I'm hoping to minimize $\| y - Ax \|^2$ subject to a total variation constraint on the derivative of $x$ where $y$ is given. I'm hoping to use CVXOPT. I think I can set this up as follows:
$$ P = \min_x \frac{1}{2} \|y - Ax \|^2 + \epsilon |D x |_1 $$ aka $$ P = \max_\mu \min_x \frac{1}{2} \|y - Ax \|^2 + \epsilon |z|_1 + \mu^t(Dx - z) $$ which I break up as max of $P_1(\mu) + P_2(\mu)$ with $$ P_1 (\mu) = \min_x \frac{1}{2} \|y - Ax \|^2 + \mu^t Dx \quad \quad P_2(\mu) = \min_z \epsilon |z|_1 - \mu^t z $$ The latter I see is $-\infty$ unless $| \mu |_\infty \le \epsilon$ in which case it is zero, but $P_1$ is slowing me down....
Is the following logic correct?
If $Ax = 0$ then I could make $\mu^t D x$ as negative as I wanted unless I could force that expression to be zero, i.e. that $\mu^t D$ is in kernel of $A$, i.e. $D^t \mu = A^t b$ for some $b$. If that constraint is satisfied then $$ P_1 ( \mu ) = \frac{1}{2} (y^t - x^t A^t)(y - A x) + b^t A x $$ which I differentiate to get $- y^t A + x^t A^t A + b^t A = 0$ and then wave hand in air a bit to say that must be the same as $Ax = y - b$. [Is that ok? I can assume $A A^t$ is invertible if it helps..] So the minimum becomes $$ P_1 ( \mu ) = \frac{1}{2} y^t y - y^t (y-b) + \frac{1}{2} (y^t - b^t)(y-b) + b^t (y-b) = b^t y - \frac{1}{2} \| b \|^2 $$
Lastly, for the derivative operator, then $D D^t$ is invertible so $\mu = (D D^t)^{-1} D A^t b$ to give what I think is the final configuration:
$$ P = \max_\mu b^t y - \frac{1}{2} \| b \|^2 \quad \text {where} \quad \| (D D^t)^{-1} D A^t b \|_\infty \le \epsilon $$ which looks like something I can pass to CVXOPT. Does this make sense? That gets me $b$ and so $\mu$. How do I get from $b$ to $x$?
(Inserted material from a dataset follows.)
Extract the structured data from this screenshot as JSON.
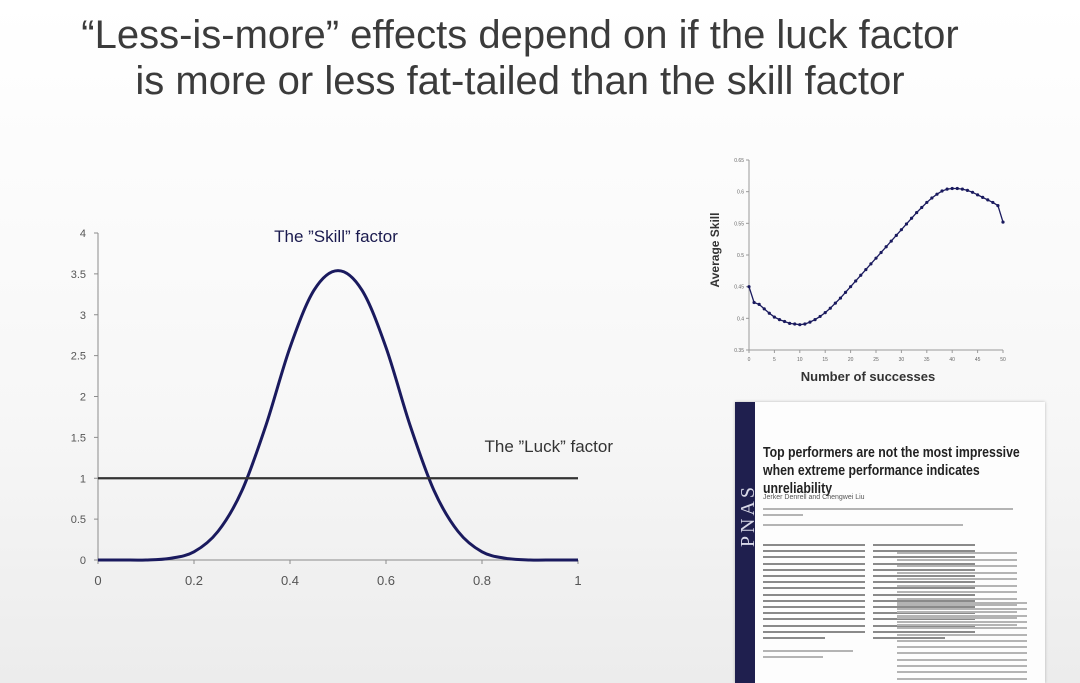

p.s. I see something in the CVXOPT about making special matrices to invert customized KKT matrix, or something, to speed things up, but I'm not there yet. I want to get the "basic" configuration working first.
So as noted in my comment. The best way to proceed is to add another unknown $z$ of dimension $n-1$ then minimize $1/2∥y−Ax∥^2+ϵ1^t z$ subject to component-wise $−z ≤ Dx ≤ z$
This seems like it might be crazy inefficient but the corresponding KKT matrix has a very simple structure with lots of diagonals and tridiagonals so it can be inverted very quickly.